FINAL KNOWLEDGE MOBILIZATION CATALOGUE: Revitalizing Japantown? A Unifying Exploration of Human Rights, Branding, and Place Exhibit Catalogue (November 2015)
FINAL PROJECT INTERVIEW REPORT: Continuous Fabric Revitalizing Japantown Resource (2015)
Trevor Wideman (MA Geography, Queen’s 2015)
For many, toponyms, or place names, appear to provide objective descriptions of locations on the earth. But for geographers, names and naming practices are imbued with meaning, and a recent literature of critical toponymy has emerged that studies and recognizes place names as discursive agents of power and resistance that perform active roles in the ongoing production of place. However, the critical toponymy corpus had produced very little theoretically rich empirical research focusing how urban planning and policymaking processes mobilize place names, or how residents fight against such activities. This thesis fills that lacuna, first by generating a novel theoretical framework (toponymic assemblage) that describes the emergent, relational, and spatially grounded properties of place names. It then outlines a robust, extended, and mixed method case study approach that uses archival/newspaper documentation, discourse analysis, and interview data to form a historically based, theoretically driven, and structurally aware study of toponyms in relation to planning and policymaking. The thesis then presents two empirical case studies based in Vancouver, Canada’s impoverished Downtown Eastside (DTES) that are centred around the name “Japantown,” a toponym that recalls the neighbourhood’s long-time inhabitation by a community of Japanese Canadians who were forcibly uprooted from the Pacific coast during World War II. Specifically, this thesis situates contemporary neighbourhood conflicts within a historical context by constructing an interwoven analysis of toponymic assemblages in the DTES (including “Japantown”), noting how they emerged over time in relation to interventions such as planning, policymaking, the media, and activism while highlighting their fluid, malleable, and potential qualities. It then focuses on a recently enacted Local Area Planning Process (LAPP) in the DTES to illuminate how toponymic assemblages like “Japantown” were mobilized through planning to change understandings of place at the expense of current low income residents. The thesis concludes by considering the theoretical and positional limitations of the research, then suggests directions for future study and activism by highlighting how a more complete understanding of toponymic power and its limits can inform rights-based engagement among disparate groups.
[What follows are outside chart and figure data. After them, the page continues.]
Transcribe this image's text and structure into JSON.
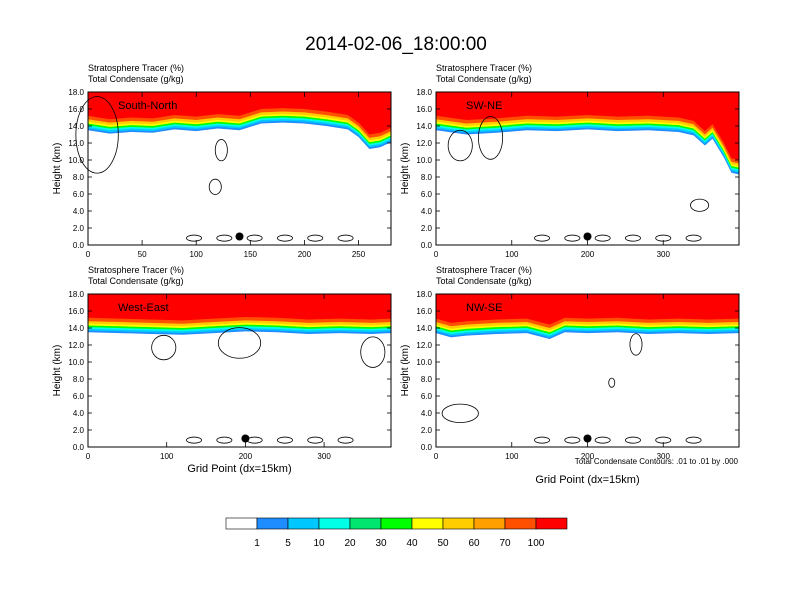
{
  "title": "2014-02-06_18:00:00",
  "chart_data": [
    {
      "type": "heatmap",
      "label": "South-North",
      "title_line1": "Stratosphere Tracer   (%)",
      "title_line2": "Total Condensate   (g/kg)",
      "ylabel": "Height (km)",
      "xlabel": "",
      "xlim": [
        0,
        280
      ],
      "ylim": [
        0,
        18
      ],
      "xticks": [
        "0",
        "50",
        "100",
        "150",
        "200",
        "250"
      ],
      "xtick_values": [
        0,
        50,
        100,
        150,
        200,
        250
      ],
      "yticks": [
        "0.0",
        "2.0",
        "4.0",
        "6.0",
        "8.0",
        "10.0",
        "12.0",
        "14.0",
        "16.0",
        "18.0"
      ],
      "tracer_boundary_km": [
        [
          0,
          15.4
        ],
        [
          20,
          15.0
        ],
        [
          40,
          15.2
        ],
        [
          60,
          15.1
        ],
        [
          80,
          15.5
        ],
        [
          100,
          15.3
        ],
        [
          120,
          15.6
        ],
        [
          140,
          15.4
        ],
        [
          160,
          16.2
        ],
        [
          180,
          16.3
        ],
        [
          200,
          16.2
        ],
        [
          220,
          15.9
        ],
        [
          240,
          15.5
        ],
        [
          250,
          14.6
        ],
        [
          260,
          13.2
        ],
        [
          270,
          13.4
        ],
        [
          280,
          14.0
        ]
      ],
      "marker": [
        140,
        1.0
      ]
    },
    {
      "type": "heatmap",
      "label": "SW-NE",
      "title_line1": "Stratosphere Tracer   (%)",
      "title_line2": "Total Condensate   (g/kg)",
      "ylabel": "Height (km)",
      "xlabel": "",
      "xlim": [
        0,
        400
      ],
      "ylim": [
        0,
        18
      ],
      "xticks": [
        "0",
        "100",
        "200",
        "300"
      ],
      "xtick_values": [
        0,
        100,
        200,
        300
      ],
      "yticks": [
        "0.0",
        "2.0",
        "4.0",
        "6.0",
        "8.0",
        "10.0",
        "12.0",
        "14.0",
        "16.0",
        "18.0"
      ],
      "tracer_boundary_km": [
        [
          0,
          15.4
        ],
        [
          40,
          14.9
        ],
        [
          80,
          15.1
        ],
        [
          120,
          15.4
        ],
        [
          160,
          15.3
        ],
        [
          200,
          15.5
        ],
        [
          240,
          15.3
        ],
        [
          280,
          15.4
        ],
        [
          320,
          15.2
        ],
        [
          340,
          14.8
        ],
        [
          355,
          13.6
        ],
        [
          365,
          14.4
        ],
        [
          380,
          12.2
        ],
        [
          390,
          10.4
        ],
        [
          400,
          10.2
        ]
      ],
      "marker": [
        200,
        1.0
      ]
    },
    {
      "type": "heatmap",
      "label": "West-East",
      "title_line1": "Stratosphere Tracer   (%)",
      "title_line2": "Total Condensate   (g/kg)",
      "ylabel": "Height (km)",
      "xlabel": "Grid Point (dx=15km)",
      "xlim": [
        0,
        385
      ],
      "ylim": [
        0,
        18
      ],
      "xticks": [
        "0",
        "100",
        "200",
        "300"
      ],
      "xtick_values": [
        0,
        100,
        200,
        300
      ],
      "yticks": [
        "0.0",
        "2.0",
        "4.0",
        "6.0",
        "8.0",
        "10.0",
        "12.0",
        "14.0",
        "16.0",
        "18.0"
      ],
      "tracer_boundary_km": [
        [
          0,
          15.4
        ],
        [
          40,
          15.3
        ],
        [
          80,
          15.2
        ],
        [
          120,
          15.1
        ],
        [
          160,
          15.3
        ],
        [
          200,
          15.5
        ],
        [
          240,
          15.4
        ],
        [
          280,
          15.2
        ],
        [
          320,
          15.3
        ],
        [
          360,
          15.2
        ],
        [
          385,
          15.3
        ]
      ],
      "marker": [
        200,
        1.0
      ]
    },
    {
      "type": "heatmap",
      "label": "NW-SE",
      "title_line1": "Stratosphere Tracer   (%)",
      "title_line2": "Total Condensate   (g/kg)",
      "ylabel": "Height (km)",
      "xlabel": "Grid Point (dx=15km)",
      "xlim": [
        0,
        400
      ],
      "ylim": [
        0,
        18
      ],
      "xticks": [
        "0",
        "100",
        "200",
        "300"
      ],
      "xtick_values": [
        0,
        100,
        200,
        300
      ],
      "yticks": [
        "0.0",
        "2.0",
        "4.0",
        "6.0",
        "8.0",
        "10.0",
        "12.0",
        "14.0",
        "16.0",
        "18.0"
      ],
      "tracer_boundary_km": [
        [
          0,
          15.3
        ],
        [
          20,
          14.8
        ],
        [
          40,
          15.0
        ],
        [
          80,
          15.2
        ],
        [
          120,
          15.3
        ],
        [
          150,
          14.6
        ],
        [
          170,
          15.4
        ],
        [
          200,
          15.3
        ],
        [
          240,
          15.4
        ],
        [
          280,
          15.2
        ],
        [
          320,
          15.3
        ],
        [
          360,
          15.2
        ],
        [
          400,
          15.3
        ]
      ],
      "marker": [
        200,
        1.0
      ],
      "contour_note": "Total Condensate Contours: .01 to .01 by .000"
    }
  ],
  "colorbar": {
    "labels": [
      "1",
      "5",
      "10",
      "20",
      "30",
      "40",
      "50",
      "60",
      "70",
      "100"
    ],
    "colors": [
      "#ffffff",
      "#1f8cff",
      "#00c8ff",
      "#00ffe6",
      "#00e66e",
      "#00ff00",
      "#a0e632",
      "#ffff00",
      "#ffcd00",
      "#ffa000",
      "#ff5000",
      "#ff0000"
    ]
  }
}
Jenna Drabble (MA Geography, University of Manitoba 2015)
As food insecurity increases among socio-economically marginalized populations, community based efforts to address these issues have received particular attention for their potential to promote justice in food systems. This thesis presents a case-study analysis of right to food (RTF) activism in Vancouver’s Downtown Eastside (DTES), a community where decades of failed government policies and economic disinvestment have produced high levels of poverty as well as organized resistance and activism. I explored this localized movement through key stakeholder interviews (n=17) and 10 months of participation at a community-based organization. My findings suggest that local efforts to organize around RTF may have had some success in challenging the dominant discourse and practices associated with the entrenched charitable food model. However, these efforts are limited in their ability to ‘scale up’ this work to transform the systems that produce uneven urban food environments. I argue that the barriers to food access in the DTES are inextricably tied to broader historical contestations over urban space produced by processes of capitalist urbanization. Drawing on Lefebvre’s ‘right to the city,’ I suggest how RTF activism in the DTES could benefit from linking more explicitly to the collective struggles facing wider efforts to reclaim the city.
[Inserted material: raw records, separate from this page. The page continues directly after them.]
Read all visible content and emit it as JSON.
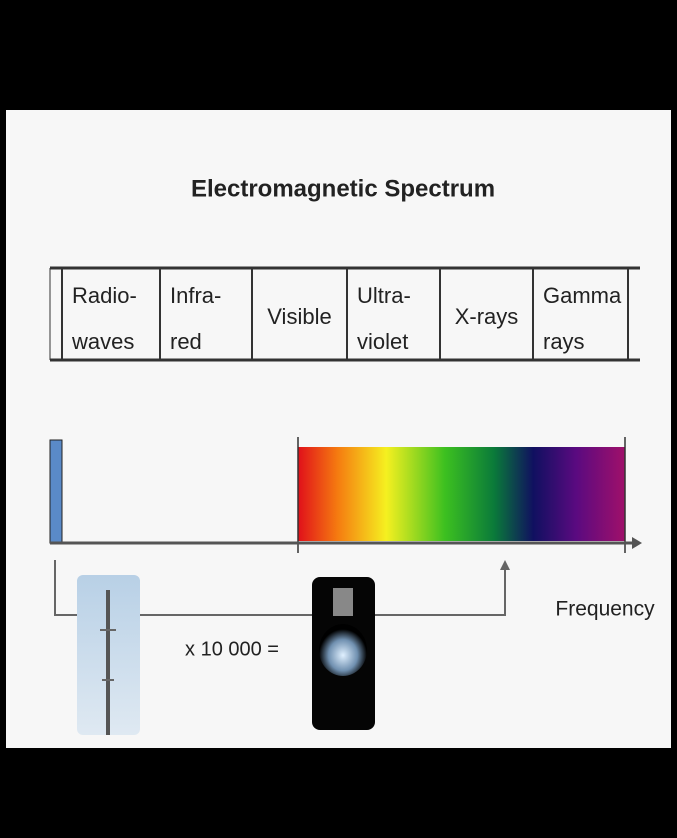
{
  "title": "Electromagnetic Spectrum",
  "bands": [
    {
      "lines": [
        "Radio-",
        "waves"
      ]
    },
    {
      "lines": [
        "Infra-",
        "red"
      ]
    },
    {
      "lines": [
        "Visible"
      ]
    },
    {
      "lines": [
        "Ultra-",
        "violet"
      ]
    },
    {
      "lines": [
        "X-rays"
      ]
    },
    {
      "lines": [
        "Gamma",
        "rays"
      ]
    }
  ],
  "axis_label": "Frequency",
  "comparison": "x 10 000 ="
}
Scott McCulloch (MA Sociology, University of Manitoba 2014)
This research study uses a synthesis of theoretical frameworks from sociology and geography to develop critical branding theory that guides an analysis for how urban space is branded with a narrative and identity. The project investigates how a long running Japanese Canadian culture and arts festival called the Powell Street Festival that takes place in Vancouver’s Downtown Eastside acts a branding vehicle and reimages urban space with commemorative aspects. The study consisted of twelve qualitative interviews, document and archival research, and a participant observation. Findings suggest that the Powell Street Festival performed as a vehicle for reimaging space, and through subtle-commemorative branding, Vancouver’s Downtown Eastside has been rebranded, in part, with Japanese Canadian facets. The Japantown brand coupled with the high potential for urban revitalization of this space, leads to a concern over the possible social and physical displacement of current Downtown Eastside residents, many of whom are low-income persons.